Abstract

The Li ion acts as a shallow donor in Si and its ground state has been studied by far infra-red, [1], EPR, [2], APR, [3], ultrasonics, [4]and thermal conductivity [5,6]. It appears to be in an interstitial site and its levels are inverted with respect to those of substitutional group V impurities. The lowest levels are the approximately degenerate 2E and 2T2 states and the 2A1 level lies at an energy Δ ~ 440GHz. This appears to be the smallest chemical shift for shallow donors in silicon and makes it of potential value for frequency crossing experiments. The sizes of the spin-orbit coupling constants λ, λ′ within 2E + 2T2 are not known but expected to be small. If λ, λ′ → 0, APR attenuation should be Kramers forbiiden and so very weak. The rather strong APR signals observed by WIGMORE [3] at g ~ 2 therefore suggest significant spin-orbit mixing. This should lead to fine structure around g ~ 2 [7] from which λ, λ′ and the E-T2 splitting should be obtainable if not smeared out by strain. No such structure was seen by WIGMORE although he did observe additional lines corresponding to g ∿ 1.38 and 0.97 which are not explicable by this model. No anisotropy measurements were made.

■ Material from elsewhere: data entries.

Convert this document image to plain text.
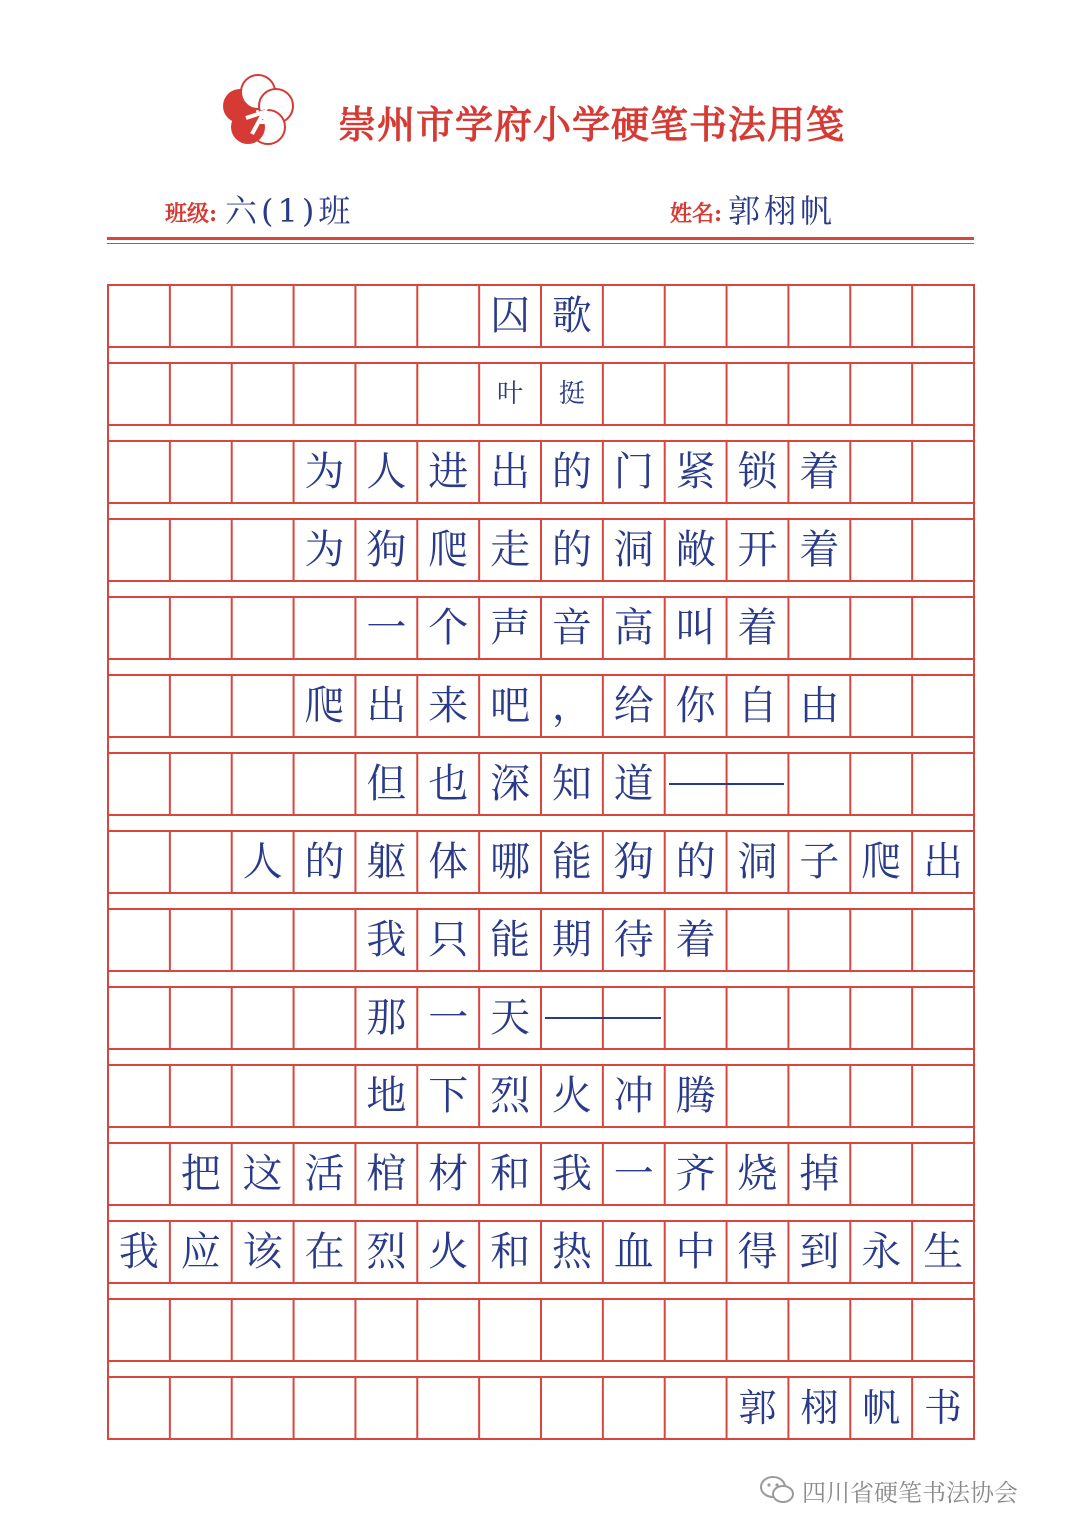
崇州市学府小学硬笔书法用笺
班级: 六(1)班	姓名: 郭栩帆
囚 歌
叶	挺
为 人 进 出 的 门 紧 锁 着
为 狗 爬 走 的 洞 敞 开 着
一 个 声 音 高 叫 着
爬 出 来 吧 ， 给 你 自 由
但 也 深 知 道
人 的 躯 体 哪 能 狗 的 洞 子 爬 出
我 只 能 期 待 着
那 一 天
地 下 烈 火 冲 腾
把 这 活 棺 材 和 我 一 齐 烧 掉
我 应 该 在 烈 火 和 热 血 中 得 到 永 生
郭 栩 帆 书
四川省硬笔书法协会
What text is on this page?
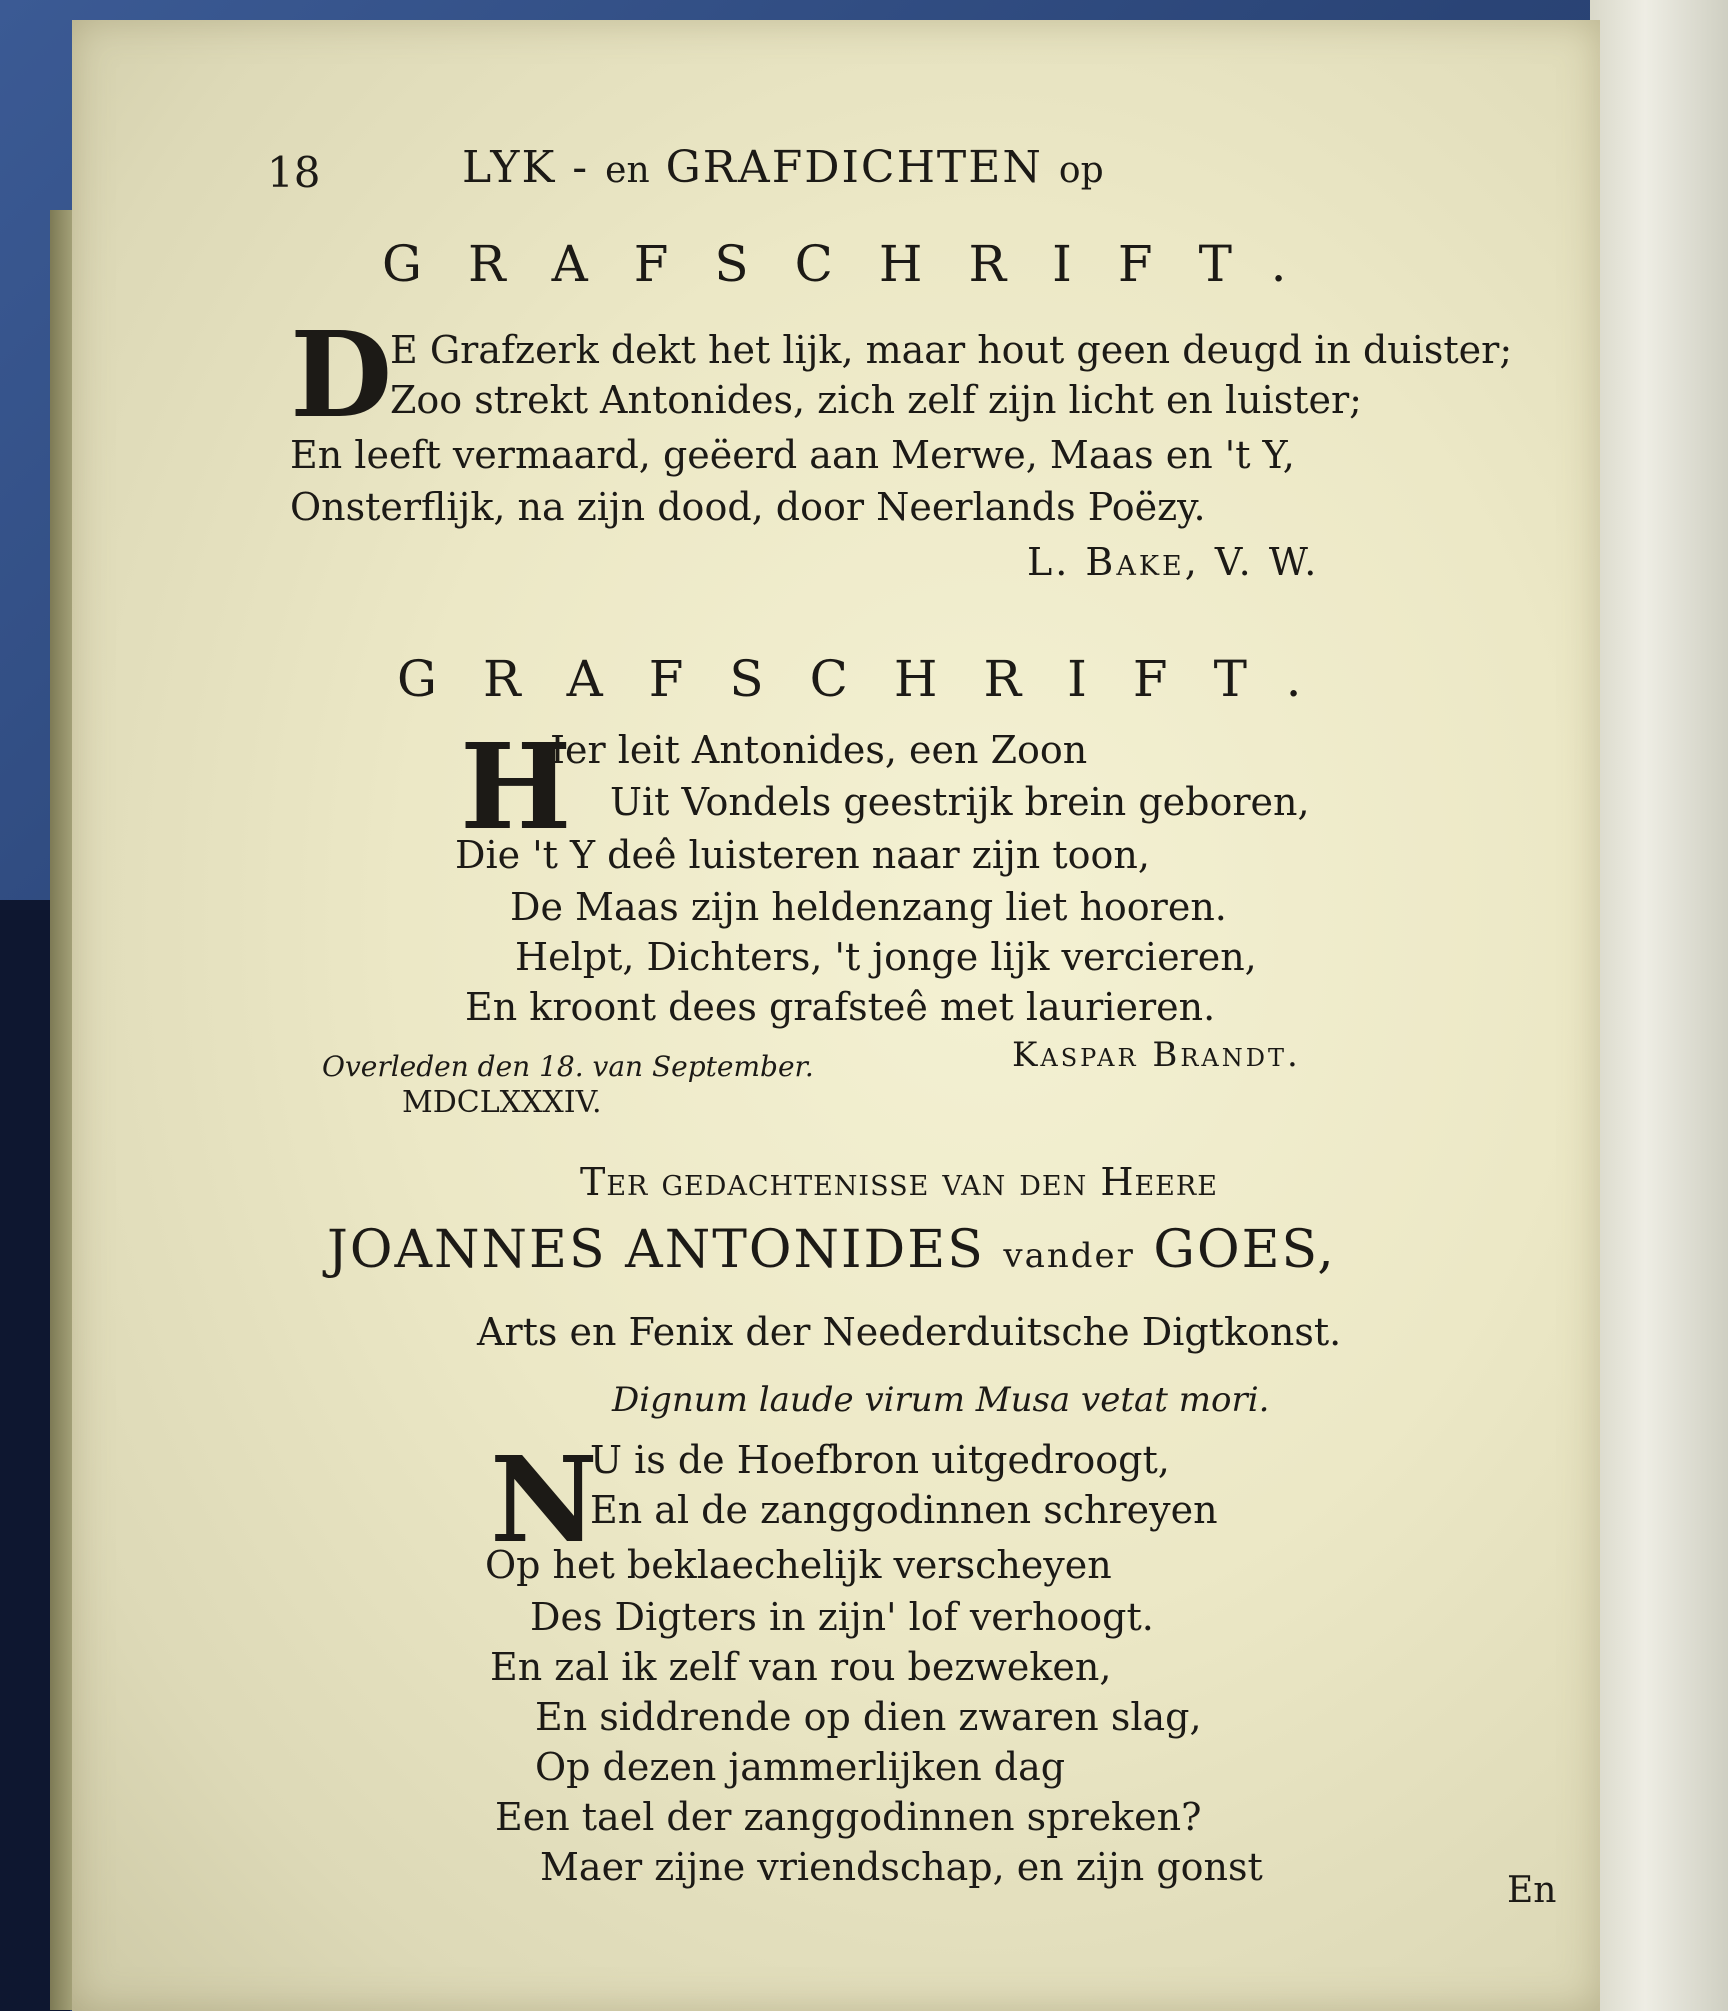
18	LYK - en GRAFDICHTEN op
GRAFSCHRIFT.
D
E Grafzerk dekt het lijk, maar hout geen deugd in duister;
Zoo strekt Antonides, zich zelf zijn licht en luister;
En leeft vermaard, geëerd aan Merwe, Maas en 't Y,
Onsterflijk, na zijn dood, door Neerlands Poëzy.
L. Bake, V. W.
GRAFSCHRIFT.
H
Ier leit Antonides, een Zoon
Uit Vondels geestrijk brein geboren,
Die 't Y deê luisteren naar zijn toon,
De Maas zijn heldenzang liet hooren.
Helpt, Dichters, 't jonge lijk vercieren,
En kroont dees grafsteê met laurieren.
Overleden den 18. van September.
MDCLXXXIV.
Kaspar Brandt.
Ter gedachtenisse van den Heere
JOANNES ANTONIDES vander GOES,
Arts en Fenix der Neederduitsche Digtkonst.
Dignum laude virum Musa vetat mori.
N
U is de Hoefbron uitgedroogt,
En al de zanggodinnen schreyen
Op het beklaechelijk verscheyen
Des Digters in zijn' lof verhoogt.
En zal ik zelf van rou bezweken,
En siddrende op dien zwaren slag,
Op dezen jammerlijken dag
Een tael der zanggodinnen spreken?
Maer zijne vriendschap, en zijn gonst
En
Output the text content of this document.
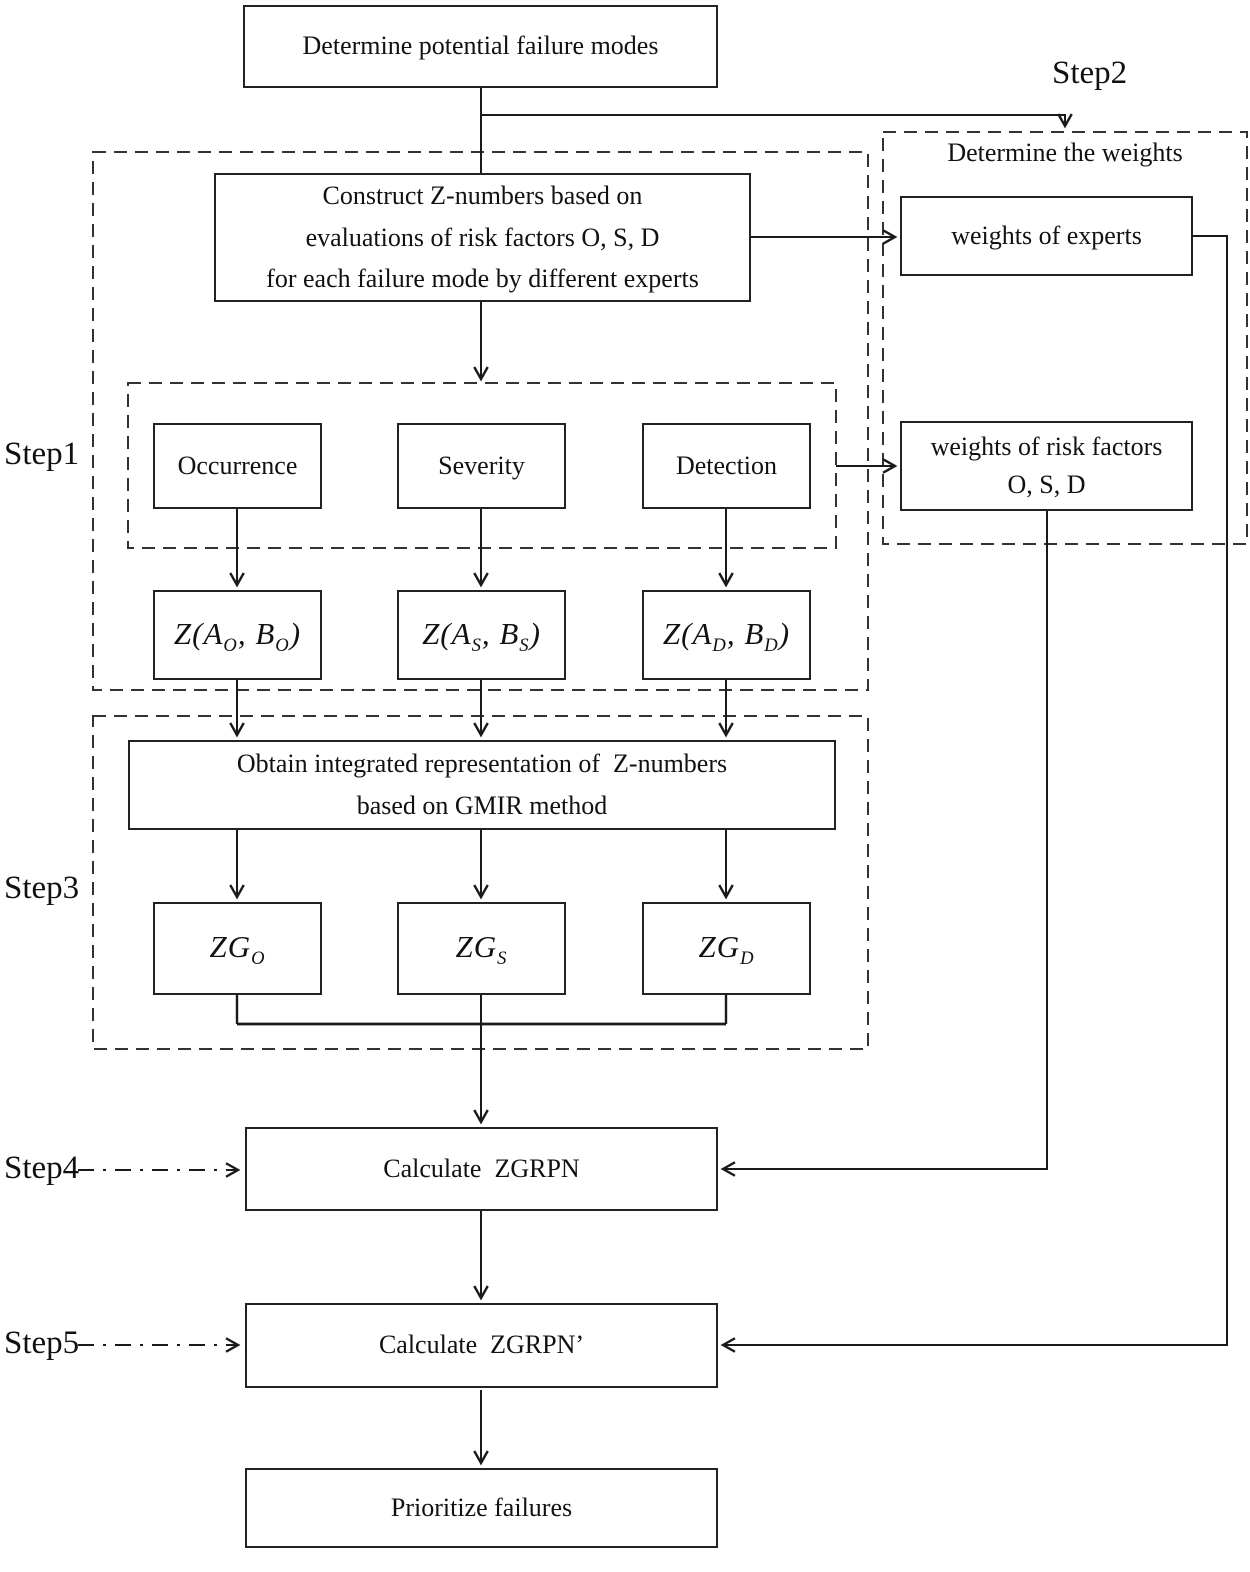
Step1
Step2
Step3
Step4
Step5
Determine the weights
Determine potential failure modes
Construct Z-numbers based on
evaluations of risk factors O, S, D
for each failure mode by different experts
Occurrence	Severity	Detection
$Z(A_O$, $B_O$)	$Z(A_S$, $B_S$)	$Z(A_D$, $B_D$)
Obtain integrated representation of  Z-numbers
based on GMIR method
$ZG_O$	$ZG_S$	$ZG_D$
Calculate  ZGRPN
Calculate  ZGRPN’
Prioritize failures
weights of experts
weights of risk factors
O, S, D
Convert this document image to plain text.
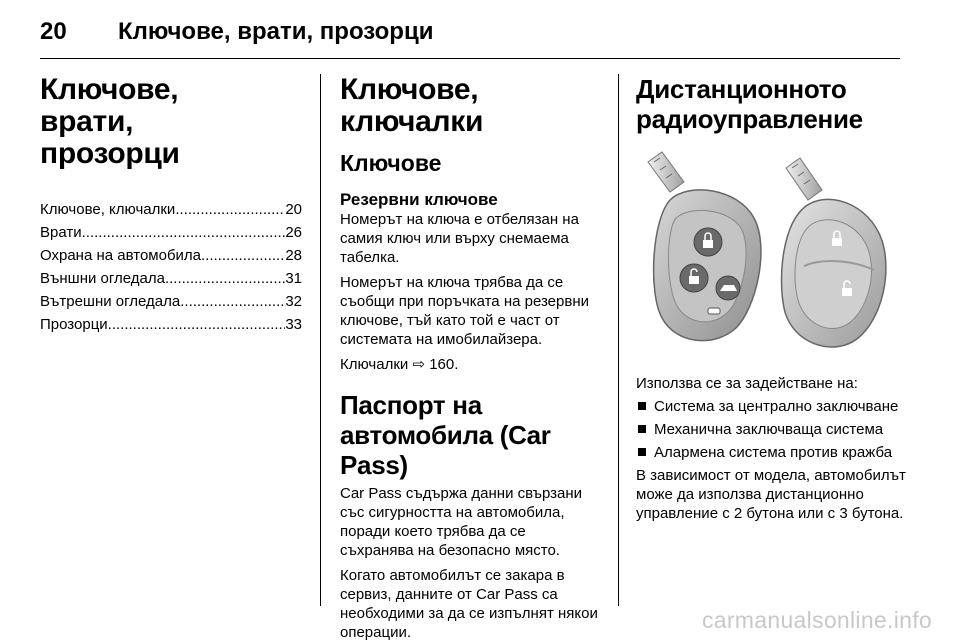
20 Ключове, врати, прозорци
Ключове, врати, прозорци
Ключове, ключалки .....	20
Врати .....	26
Охрана на автомобила .....	28
Външни огледала .....	31
Вътрешни огледала .....	32
Прозорци .....	33
Ключове, ключалки
Ключове
Резервни ключове

Номерът на ключа е отбелязан на самия ключ или върху снемаема табелка.

Номерът на ключа трябва да се съобщи при поръчката на резервни ключове, тъй като той е част от системата на имобилайзера.

Ключалки ⇨ 160.

Паспорт на автомобила (Car Pass)

Car Pass съдържа данни свързани със сигурността на автомобила, поради което трябва да се съхранява на безопасно място.

Когато автомобилът се закара в сервиз, данните от Car Pass са необходими за да се изпълнят някои операции.

Дистанционното радиоуправление

Използва се за задействане на:

Система за централно заключване
Механична заключваща система
Алармена система против кражба

В зависимост от модела, автомобилът може да използва дистанционно управление с 2 бутона или с 3 бутона.

carmanualsonline.info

Evidence that about 20% of the Li ions experienced large strain splittings ( ~ 50 GHz) in the samples used for thermal conductivity experiments [5,6] comes from the measurements below IK. Above IK, the scattering at Δ = 440 GHz is dominant but at lower temperatures, where the effect of this becomes weak, the strong scattering observed is attributable to processes within the 2E + 2T2 states.